The document specifies that “it is not easy to highlight any province” in particular since “numerous records” have been broken and “on a very general basis” in various parts of Spain.
This type of anomaly, including exceeding maximum values, occurs with increasing frequency in Spain, especially in the Mediterranean region, with values ??in principle associated with heat waves but – as this study shows – also outside the summer period. .

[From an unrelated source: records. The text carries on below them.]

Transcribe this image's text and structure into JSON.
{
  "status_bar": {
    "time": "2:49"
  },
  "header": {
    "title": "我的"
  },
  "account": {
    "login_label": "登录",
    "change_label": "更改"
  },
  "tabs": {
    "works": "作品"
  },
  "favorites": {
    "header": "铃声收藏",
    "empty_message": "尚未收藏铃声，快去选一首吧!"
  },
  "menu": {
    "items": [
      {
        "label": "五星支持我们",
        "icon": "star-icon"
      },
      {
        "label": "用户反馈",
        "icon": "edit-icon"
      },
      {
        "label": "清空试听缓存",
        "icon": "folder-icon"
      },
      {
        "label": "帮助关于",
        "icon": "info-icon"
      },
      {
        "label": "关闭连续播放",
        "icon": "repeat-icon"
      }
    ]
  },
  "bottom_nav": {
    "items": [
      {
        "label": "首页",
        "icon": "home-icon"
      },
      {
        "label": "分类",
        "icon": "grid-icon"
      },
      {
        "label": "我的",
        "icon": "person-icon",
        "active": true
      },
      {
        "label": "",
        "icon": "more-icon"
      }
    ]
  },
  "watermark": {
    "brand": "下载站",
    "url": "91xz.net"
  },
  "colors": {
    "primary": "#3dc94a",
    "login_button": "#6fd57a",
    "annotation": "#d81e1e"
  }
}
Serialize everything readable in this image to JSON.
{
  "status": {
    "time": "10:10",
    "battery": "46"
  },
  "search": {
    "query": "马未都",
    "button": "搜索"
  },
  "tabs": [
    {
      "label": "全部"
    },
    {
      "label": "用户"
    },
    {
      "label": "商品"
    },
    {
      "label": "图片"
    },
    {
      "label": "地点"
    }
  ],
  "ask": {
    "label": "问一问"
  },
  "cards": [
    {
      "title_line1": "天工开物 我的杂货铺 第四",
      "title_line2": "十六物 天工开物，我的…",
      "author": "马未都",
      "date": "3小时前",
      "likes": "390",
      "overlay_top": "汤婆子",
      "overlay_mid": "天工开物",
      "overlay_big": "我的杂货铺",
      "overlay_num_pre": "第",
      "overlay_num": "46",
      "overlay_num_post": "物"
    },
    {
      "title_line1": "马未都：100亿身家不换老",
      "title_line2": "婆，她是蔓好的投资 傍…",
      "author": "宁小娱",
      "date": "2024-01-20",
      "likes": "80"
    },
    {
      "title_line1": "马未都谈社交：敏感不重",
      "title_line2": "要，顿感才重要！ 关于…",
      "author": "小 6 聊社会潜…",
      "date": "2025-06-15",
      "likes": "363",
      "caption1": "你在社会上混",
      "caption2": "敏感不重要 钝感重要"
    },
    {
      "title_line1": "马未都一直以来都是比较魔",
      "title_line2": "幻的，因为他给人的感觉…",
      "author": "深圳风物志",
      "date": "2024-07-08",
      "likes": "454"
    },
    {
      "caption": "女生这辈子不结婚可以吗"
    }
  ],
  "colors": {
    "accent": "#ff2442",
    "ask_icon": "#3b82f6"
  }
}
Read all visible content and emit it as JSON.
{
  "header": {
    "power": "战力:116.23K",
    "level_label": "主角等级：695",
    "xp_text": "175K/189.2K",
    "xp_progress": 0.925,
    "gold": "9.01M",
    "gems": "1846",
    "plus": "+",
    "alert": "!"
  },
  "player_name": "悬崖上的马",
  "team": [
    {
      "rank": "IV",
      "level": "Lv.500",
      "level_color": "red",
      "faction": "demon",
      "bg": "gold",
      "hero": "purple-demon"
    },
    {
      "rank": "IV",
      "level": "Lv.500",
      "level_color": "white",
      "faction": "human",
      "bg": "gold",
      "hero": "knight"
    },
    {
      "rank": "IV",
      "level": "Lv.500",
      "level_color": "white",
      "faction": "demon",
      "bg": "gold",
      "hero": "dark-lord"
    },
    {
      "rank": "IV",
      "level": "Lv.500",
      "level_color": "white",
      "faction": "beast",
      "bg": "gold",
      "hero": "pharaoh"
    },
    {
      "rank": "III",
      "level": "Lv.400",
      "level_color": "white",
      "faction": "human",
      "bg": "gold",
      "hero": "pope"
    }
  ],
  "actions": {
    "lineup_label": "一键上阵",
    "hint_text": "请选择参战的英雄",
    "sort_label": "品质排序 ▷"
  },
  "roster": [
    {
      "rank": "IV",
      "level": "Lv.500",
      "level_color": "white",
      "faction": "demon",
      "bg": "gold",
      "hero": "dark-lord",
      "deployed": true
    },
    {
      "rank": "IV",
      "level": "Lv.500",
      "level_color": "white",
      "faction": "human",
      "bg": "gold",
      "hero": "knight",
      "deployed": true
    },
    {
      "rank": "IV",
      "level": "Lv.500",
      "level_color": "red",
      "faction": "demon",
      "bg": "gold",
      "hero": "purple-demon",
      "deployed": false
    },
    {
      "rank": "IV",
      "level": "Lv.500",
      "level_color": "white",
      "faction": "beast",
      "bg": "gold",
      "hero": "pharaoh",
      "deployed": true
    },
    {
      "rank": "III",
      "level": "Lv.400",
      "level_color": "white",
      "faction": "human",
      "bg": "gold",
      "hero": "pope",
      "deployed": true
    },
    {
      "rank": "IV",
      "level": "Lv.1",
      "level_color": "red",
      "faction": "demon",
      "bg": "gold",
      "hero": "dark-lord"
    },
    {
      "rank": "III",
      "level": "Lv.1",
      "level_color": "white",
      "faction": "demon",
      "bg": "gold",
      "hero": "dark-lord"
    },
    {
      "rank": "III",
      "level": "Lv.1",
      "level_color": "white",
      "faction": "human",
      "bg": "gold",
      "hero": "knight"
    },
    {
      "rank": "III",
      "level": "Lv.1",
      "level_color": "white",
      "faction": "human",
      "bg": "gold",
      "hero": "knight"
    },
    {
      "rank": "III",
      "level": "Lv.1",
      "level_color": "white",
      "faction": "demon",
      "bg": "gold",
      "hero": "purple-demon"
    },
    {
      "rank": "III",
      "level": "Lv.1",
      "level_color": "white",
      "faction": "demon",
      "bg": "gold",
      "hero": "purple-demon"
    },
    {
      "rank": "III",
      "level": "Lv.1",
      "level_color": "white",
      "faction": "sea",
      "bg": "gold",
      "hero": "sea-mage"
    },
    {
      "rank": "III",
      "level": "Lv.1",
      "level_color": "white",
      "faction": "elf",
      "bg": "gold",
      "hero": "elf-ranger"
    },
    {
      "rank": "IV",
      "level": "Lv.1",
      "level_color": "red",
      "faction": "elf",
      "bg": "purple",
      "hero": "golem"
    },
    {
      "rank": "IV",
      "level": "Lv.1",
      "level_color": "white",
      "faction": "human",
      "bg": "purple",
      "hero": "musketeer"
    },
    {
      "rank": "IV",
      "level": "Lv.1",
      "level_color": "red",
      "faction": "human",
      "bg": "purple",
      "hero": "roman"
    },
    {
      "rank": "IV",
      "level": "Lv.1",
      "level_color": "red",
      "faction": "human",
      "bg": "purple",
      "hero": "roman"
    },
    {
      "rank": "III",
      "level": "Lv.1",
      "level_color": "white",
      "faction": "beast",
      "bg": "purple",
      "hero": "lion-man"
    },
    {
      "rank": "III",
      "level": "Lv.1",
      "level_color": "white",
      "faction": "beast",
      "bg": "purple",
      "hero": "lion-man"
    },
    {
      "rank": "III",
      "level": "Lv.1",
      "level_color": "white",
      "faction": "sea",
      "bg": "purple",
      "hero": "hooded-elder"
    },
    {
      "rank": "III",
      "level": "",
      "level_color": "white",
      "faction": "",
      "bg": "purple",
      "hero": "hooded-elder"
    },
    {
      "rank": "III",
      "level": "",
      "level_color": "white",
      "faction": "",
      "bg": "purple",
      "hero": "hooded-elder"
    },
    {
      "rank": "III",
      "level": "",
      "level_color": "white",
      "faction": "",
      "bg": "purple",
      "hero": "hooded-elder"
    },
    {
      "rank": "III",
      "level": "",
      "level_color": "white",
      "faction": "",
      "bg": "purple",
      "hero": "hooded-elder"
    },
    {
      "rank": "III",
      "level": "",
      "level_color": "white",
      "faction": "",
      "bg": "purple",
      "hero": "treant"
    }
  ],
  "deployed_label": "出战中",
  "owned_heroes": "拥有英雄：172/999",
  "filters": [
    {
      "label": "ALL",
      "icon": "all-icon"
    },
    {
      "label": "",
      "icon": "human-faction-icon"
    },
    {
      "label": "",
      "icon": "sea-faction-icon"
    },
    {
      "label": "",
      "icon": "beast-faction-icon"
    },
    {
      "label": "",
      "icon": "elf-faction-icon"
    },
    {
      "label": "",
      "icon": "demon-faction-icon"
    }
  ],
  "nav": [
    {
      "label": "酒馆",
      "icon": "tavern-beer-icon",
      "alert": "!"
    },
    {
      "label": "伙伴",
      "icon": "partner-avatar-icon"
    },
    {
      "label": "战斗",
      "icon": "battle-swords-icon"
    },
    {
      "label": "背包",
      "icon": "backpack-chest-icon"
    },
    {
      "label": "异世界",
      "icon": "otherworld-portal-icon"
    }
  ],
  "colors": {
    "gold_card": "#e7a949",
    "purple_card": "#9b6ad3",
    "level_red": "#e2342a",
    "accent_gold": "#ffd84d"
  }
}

According to the table provided by Aemet, among other locations with notable increases, Ávila registered a maximum of 20.8 ºC compared to the previous record of 19.6 (in 2007), Valdezcaray reached 17.3 ºC compared to the previous record of 13.9 ( in 2013), Haro reached 20.5 ºC compared to the previous 18.8 (in 2016), Cádiz rose to 24.1 ºC compared to the previous 22.5 (in 2007) and Córdoba airport experienced 23.5 ºC compared to to the previous 22.9 (in 2007).
The report indicates that the frequency of the appearance of records in very long series of records “is increasing very rapidly”, especially in the case of daily maximum temperatures, but warns that winter anticyclones are a “typical” phenomenon of the months December and January and that the current one is an “isolated” event that should not be linked to climate change directly.
Now, he considers that there are two particular factors in this case: the value of the pressure at altitude in “a very powerful dorsal structure with exceptional values” and the warm air mass from the southwest contributed by the anticyclone, which contributed to raising the temperatures.
Aemet estimates that changes are occurring in the general behavior of classic patterns after detecting an “obvious lengthening” of the summer period “in almost the entire territory” since 1940, so that on average the current values ??are one month longer than in last.
This allows us to predict that Spain, along with all other countries in the Mediterranean area, will progressively experience a higher average temperature with a greater frequency of extreme phenomena, including “precipitations more intense than those of the pre-industrial period.”
With regard to winter, the evolution towards an increasingly milder season compared to the rigors of other times “began to manifest itself at the beginning of the 80s” and in a more marked way “almost without discontinuities from 2012 onwards.”
The conclusion of the document is that it will be increasingly difficult to observe winters “as cold as those before the 1980s” in a future in which “summers will be longer and winters shorter and milder”, a trend that ” it does not seem easy to reverse” in the coming decades.